Quand la République de Genève passait pour un modèle...

Genève, République des Abeilles

Comme on est atteint d'une crise de flemmingite aigüe et qu'on ne pas tarder à avoir mieux à faire que vous gratifier de nos états d'âme, on laisse lâchement la parole à deux vieux camarades, Diderot et d'Alembert, qui vont nous parler un peu de nous (en chantant nos louanges. ça nous changera, sans nous rajeunir).

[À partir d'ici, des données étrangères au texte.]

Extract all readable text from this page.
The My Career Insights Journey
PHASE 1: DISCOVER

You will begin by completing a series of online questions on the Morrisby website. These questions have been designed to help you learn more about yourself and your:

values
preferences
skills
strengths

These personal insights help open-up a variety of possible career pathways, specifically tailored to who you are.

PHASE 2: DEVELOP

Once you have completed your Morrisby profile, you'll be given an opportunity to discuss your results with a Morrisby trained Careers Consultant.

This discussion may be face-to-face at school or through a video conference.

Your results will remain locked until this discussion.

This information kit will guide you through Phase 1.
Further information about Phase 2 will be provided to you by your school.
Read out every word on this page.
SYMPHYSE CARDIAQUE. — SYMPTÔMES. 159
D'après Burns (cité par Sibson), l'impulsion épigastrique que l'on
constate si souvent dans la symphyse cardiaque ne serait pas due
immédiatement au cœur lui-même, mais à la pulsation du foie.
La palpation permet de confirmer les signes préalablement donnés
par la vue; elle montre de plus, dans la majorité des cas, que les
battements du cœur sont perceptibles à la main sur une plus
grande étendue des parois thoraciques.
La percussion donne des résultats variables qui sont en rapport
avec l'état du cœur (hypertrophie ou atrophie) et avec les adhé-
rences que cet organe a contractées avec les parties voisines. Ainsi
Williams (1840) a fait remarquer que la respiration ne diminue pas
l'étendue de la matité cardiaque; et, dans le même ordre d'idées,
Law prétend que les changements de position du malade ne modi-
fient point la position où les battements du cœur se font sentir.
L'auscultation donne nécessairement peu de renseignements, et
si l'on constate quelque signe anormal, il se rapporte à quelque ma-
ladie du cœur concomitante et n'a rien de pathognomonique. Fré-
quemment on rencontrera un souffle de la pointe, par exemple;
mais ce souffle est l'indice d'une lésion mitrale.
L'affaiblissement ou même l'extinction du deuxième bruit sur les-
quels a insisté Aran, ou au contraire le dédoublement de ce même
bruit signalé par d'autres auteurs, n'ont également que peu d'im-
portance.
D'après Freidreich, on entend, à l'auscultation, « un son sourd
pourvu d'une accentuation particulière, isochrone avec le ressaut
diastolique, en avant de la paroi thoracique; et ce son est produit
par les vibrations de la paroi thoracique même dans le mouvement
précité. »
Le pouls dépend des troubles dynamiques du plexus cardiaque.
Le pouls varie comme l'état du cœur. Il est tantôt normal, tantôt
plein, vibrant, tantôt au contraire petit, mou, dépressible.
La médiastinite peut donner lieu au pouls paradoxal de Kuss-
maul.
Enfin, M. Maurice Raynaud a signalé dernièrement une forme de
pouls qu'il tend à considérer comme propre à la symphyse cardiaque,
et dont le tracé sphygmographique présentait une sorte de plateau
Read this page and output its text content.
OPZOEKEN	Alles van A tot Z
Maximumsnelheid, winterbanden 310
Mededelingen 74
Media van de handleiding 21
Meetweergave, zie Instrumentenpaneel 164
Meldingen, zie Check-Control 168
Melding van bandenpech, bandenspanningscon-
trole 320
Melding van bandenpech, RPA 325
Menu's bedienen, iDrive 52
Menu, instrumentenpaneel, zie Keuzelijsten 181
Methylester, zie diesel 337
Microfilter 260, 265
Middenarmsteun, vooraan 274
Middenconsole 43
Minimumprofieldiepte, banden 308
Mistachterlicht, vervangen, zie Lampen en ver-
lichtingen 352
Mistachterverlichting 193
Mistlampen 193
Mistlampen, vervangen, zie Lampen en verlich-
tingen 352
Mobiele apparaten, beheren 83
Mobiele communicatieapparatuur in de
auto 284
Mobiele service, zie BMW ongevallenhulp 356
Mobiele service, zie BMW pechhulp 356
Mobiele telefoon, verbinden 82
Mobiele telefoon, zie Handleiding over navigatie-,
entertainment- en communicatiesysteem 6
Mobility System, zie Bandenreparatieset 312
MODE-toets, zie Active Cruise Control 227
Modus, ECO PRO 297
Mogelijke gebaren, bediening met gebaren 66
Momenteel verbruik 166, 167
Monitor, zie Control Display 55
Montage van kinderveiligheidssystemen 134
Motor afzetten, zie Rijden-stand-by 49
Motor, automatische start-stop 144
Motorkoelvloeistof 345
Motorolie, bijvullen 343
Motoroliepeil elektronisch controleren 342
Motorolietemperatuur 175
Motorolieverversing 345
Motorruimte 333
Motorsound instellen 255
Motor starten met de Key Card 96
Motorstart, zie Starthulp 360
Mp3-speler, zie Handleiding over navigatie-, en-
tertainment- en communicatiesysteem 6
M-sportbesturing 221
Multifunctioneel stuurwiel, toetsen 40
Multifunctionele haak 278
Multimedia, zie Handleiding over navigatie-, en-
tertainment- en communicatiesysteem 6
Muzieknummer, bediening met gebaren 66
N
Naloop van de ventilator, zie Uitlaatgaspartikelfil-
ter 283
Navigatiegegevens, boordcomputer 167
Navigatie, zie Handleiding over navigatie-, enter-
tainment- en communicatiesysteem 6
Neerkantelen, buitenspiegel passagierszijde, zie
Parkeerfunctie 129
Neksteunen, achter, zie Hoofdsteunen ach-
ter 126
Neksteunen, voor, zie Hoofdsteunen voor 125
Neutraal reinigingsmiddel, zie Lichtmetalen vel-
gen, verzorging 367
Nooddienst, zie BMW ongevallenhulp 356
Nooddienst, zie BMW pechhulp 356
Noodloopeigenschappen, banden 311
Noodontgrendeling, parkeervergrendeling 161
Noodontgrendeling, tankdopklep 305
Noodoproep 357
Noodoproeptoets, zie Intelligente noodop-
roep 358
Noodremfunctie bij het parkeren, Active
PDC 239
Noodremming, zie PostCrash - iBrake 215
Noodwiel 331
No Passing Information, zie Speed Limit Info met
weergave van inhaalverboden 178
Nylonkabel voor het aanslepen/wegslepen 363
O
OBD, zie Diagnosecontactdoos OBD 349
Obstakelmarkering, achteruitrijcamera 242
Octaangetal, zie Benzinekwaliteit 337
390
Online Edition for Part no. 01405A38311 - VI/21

Donc, tiré de l' Encyclopédie, un petit extrait (dans l'orthographe originale) de l'article « Genève », qui se conclut par ces mots doux : « Nous ne donnerons peut-être pas d'aussi grands articles aux plus vastes monarchies ; mais aux yeux du philosophe la république des abeilles n'est pas moins intéressante que l'histoire des grands empires, & ce n'est peut-être que dans les petits états qu'on peut trouver le modele d'une parfaite administration politique (...) »

« Le gouvernement de Genève a tous les avantages & aucun des inconvéniens de la démocratie »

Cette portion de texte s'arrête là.